The former secretary of state and likely 2016 presidential contender argued for the importance of women leading peace negotiations, and cited an example of such a conflict-resolution effort.
Clinton said hopes to end a long insurgency by the Muslim separatists in the Philippines had looked slim until “two strong women” took over the negotiations, “made inclusivity their mantra,” and helped to broker a peace deal.
“This is what we call smart power,” she continued, “using every possible tool and partner to advance peace and security, leaving no-one on the sidelines, showing respect, even for one’s enemies, trying to understand and – insofar as psychologically possible – empathize with their perspective and point of view, helping to define the problems, determine the solutions.
“That is what we believe in the 21st century will change, change the prospects for peace.”
Clinton was referring to a peace agreement signed last January between the government of the predominantly Catholic nation and the Moro Islamic Liberation Front (MILF), an Islamist group whose four-decade violent campaign cost more than 120,000 lives, and displaced some two million people.
During more than a decade of intermittent peace talks, MILF fighters periodically violated ceasefires, carrying out bombings and attacking Christian-majority towns.

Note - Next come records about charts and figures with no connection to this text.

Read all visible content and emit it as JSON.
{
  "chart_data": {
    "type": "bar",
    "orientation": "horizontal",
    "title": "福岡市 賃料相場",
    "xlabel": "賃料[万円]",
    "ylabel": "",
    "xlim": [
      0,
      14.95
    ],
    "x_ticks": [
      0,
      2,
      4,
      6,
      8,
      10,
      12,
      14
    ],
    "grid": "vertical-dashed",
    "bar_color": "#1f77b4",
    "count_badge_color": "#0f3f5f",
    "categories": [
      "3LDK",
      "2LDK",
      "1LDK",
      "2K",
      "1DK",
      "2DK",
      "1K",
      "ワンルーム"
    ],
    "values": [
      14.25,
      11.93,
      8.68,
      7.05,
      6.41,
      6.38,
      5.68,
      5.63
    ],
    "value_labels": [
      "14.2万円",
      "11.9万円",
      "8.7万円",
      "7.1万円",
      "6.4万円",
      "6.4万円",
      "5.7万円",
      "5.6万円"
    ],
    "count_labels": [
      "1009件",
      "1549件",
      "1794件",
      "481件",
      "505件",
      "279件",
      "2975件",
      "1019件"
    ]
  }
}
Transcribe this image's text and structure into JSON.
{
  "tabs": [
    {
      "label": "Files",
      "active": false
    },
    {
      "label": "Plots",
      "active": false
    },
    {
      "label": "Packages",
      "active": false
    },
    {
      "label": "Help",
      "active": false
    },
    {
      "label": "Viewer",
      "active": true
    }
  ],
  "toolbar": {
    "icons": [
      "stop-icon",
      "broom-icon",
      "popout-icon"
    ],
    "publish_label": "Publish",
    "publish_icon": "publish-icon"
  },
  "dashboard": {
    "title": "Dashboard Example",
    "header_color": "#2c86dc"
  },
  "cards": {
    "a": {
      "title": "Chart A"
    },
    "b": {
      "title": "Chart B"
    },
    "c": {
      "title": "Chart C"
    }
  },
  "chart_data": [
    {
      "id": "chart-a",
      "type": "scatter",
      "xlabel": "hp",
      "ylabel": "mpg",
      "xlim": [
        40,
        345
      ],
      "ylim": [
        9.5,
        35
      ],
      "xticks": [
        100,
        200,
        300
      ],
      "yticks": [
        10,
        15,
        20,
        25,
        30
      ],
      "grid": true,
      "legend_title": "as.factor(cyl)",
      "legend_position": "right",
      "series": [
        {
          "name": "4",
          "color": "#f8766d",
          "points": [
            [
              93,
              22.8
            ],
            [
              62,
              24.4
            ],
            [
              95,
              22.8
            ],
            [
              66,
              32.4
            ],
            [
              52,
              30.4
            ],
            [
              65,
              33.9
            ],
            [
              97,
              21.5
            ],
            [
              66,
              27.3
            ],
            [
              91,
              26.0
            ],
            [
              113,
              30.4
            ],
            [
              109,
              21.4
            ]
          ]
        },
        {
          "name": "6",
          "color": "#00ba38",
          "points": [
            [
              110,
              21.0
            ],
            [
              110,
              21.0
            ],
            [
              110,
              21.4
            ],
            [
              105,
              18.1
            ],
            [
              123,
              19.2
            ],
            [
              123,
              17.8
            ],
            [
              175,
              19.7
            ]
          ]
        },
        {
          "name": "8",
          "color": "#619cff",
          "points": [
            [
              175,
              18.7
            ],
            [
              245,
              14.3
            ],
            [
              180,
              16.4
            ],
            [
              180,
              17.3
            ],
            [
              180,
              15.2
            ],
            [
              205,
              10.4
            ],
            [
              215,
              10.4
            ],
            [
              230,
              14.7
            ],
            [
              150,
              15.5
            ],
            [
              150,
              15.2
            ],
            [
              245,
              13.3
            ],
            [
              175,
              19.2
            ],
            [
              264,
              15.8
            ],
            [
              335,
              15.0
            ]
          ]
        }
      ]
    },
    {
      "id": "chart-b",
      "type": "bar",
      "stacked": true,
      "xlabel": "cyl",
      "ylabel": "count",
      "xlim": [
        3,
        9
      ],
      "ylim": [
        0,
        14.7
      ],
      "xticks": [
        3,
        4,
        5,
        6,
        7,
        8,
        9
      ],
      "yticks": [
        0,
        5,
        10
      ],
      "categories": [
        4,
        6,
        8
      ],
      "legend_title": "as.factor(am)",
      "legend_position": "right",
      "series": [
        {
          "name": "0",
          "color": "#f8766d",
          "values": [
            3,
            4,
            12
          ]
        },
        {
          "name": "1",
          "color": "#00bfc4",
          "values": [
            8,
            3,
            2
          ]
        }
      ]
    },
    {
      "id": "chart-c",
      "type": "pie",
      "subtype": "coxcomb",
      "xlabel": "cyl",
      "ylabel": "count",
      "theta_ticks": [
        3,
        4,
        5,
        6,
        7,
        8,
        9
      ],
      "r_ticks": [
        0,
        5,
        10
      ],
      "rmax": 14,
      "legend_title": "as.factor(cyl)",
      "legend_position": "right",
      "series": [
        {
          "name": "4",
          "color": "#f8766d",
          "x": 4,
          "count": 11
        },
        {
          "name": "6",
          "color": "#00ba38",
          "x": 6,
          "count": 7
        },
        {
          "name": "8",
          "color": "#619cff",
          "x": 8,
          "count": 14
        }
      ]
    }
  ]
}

In one March 2003 airport bombing, an American Christian missionary was among the 22 people killed. The MILF denied responsibility, although authorities accused an MILF member who was killed in the blast of having carried the bomb.
The same month, MILF gunmen armed with rocket-propelled grenades killed five people, including a six-year-old child, in a dawn attack on a Christian town called M’Lang. Elsewhere in the same area, Christian passengers on a bus stopped by MILF gunmen were singled out for their inability to speak the local Muslim dialect. Police said six of them were shot dead.
More than five years later, similar attacks were still taking place, with Christians being shot and hacked to death.
Although the MILF long predated groups like al-Qaeda, it was accused of collaborating with the terror network. In 1999, then-MILF leader Hashim Salamat (who died of a heart attack in 2003) told media his group had received funds from Osama bin Laden, and used them to build mosques, health centers and schools.
(In a 1999 biography of bin Laden, Yossef Bodansky of the U.S. Congress’ task force on terrorism and unconventional warfare wrote that the terrorist chief in the 1990s had bought property, opened bank accounts and set up charities in the Philippines, suspected to have been used to channel funds to terrorists.)
In 2003, then U.S. Ambassador Francis Ricciardone warned the MILF to stop collaborating with the al-Qaeda-linked Jemaah Islamiah (JI), the radical group behind the Bali bombings, or risk being designated a foreign terrorist organization.